Mothers with ciHHV-6 can produce active virus, transmit HHV-6 infection to children transplacentally
Dr. Louis Flamand’s laboratory at Laval University, Quebec, has sequenced parts of the HHV-6 gB gene found in the cord blood (CB) of infants with transplacentally-acquired HHV-6. These sequences were found to be identical to those of their mothers with chromosomally integrated HHV-6 (ciHHV-6), and divergent from the sequences of other known HHV-6 strains. These findings suggest that ciHHV-6 can become reactivated and then acquired transplacentally.
HHV-6 has only been recently identified as an agent able to cause congenital infection, and the mechanism of this event has been the subject of much speculation. Dr. Caroline B. Hall and associates at the University of Rochester reported in 2008 that the primary mode (86%) of transmission of congenital HHV-6 was ciHHV-6 being acquired via germline transmission, with transplacental transmission accounting for the remaining cases (14%) (Hall 2008). Hall investigated further and found that 100% of all of the infants with transplacentally acquired HHV-6 had mothers with chromosomally integrated HHV-6 (Hall 2010). Furthermore, the HHV-6 species of the mother matched the species of the infant. Flamand’s sequencing study suggests that a mother’s integrated virus can indeed infect her non-ciHHV-6 infant. Children born with closely related CMV (HHV-5) often develop developmental delays, mental retardation and a loss of hearing and vision. Hall initiated a study to determine the consequences of congenital HHV-6 infection before she passed away earlier this year. This study will be continued by her associate at the University of Rochester, Pediatric Infectious Diseases specialist Dr. Mary Caserta.

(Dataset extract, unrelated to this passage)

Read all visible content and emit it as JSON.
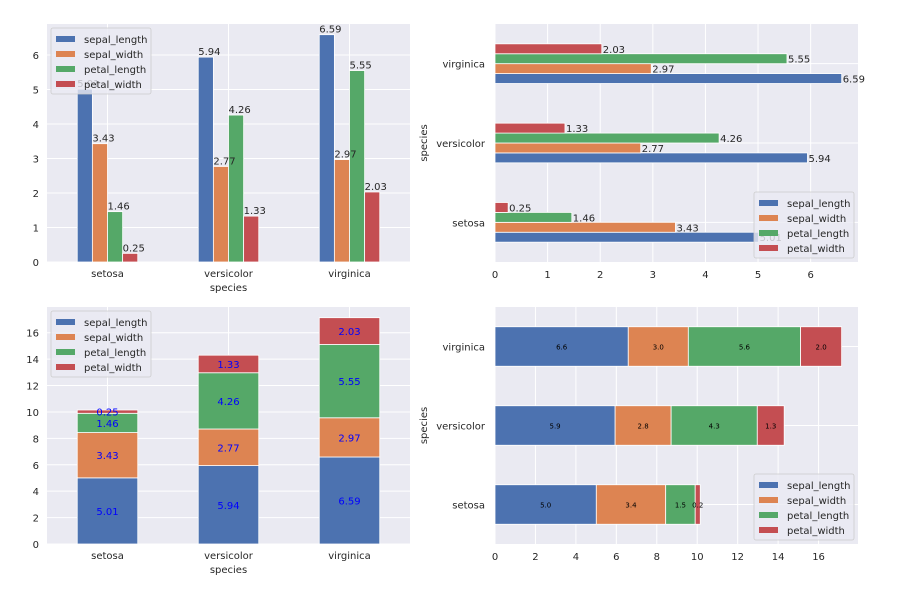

Since chromosomal integration of HHV-6 was first discovered by Italian researchers in 1993, the question of whether ciHHV-6 might reactivate from its integrated state and generate infectious virions has been a source of debate among experts in the field (Pellett 2011). For years it was assumed that the integrated virus was stable and inconsequential. Then in 2010, Arbuckle et al demonstrated that the virus could be activated in vitro by chemical stimulation (Arbuckle 2010). Flamand’s sequencing study represents the best evidence to date that the virus can activate in vivo. Further study is required as the authors could not rule out the possibility that cells laden with integrated virus from the mother were transmitted to the infant via maternal microchimerism, a condition in which cells from the mother cross the placenta and circulate in the fetus.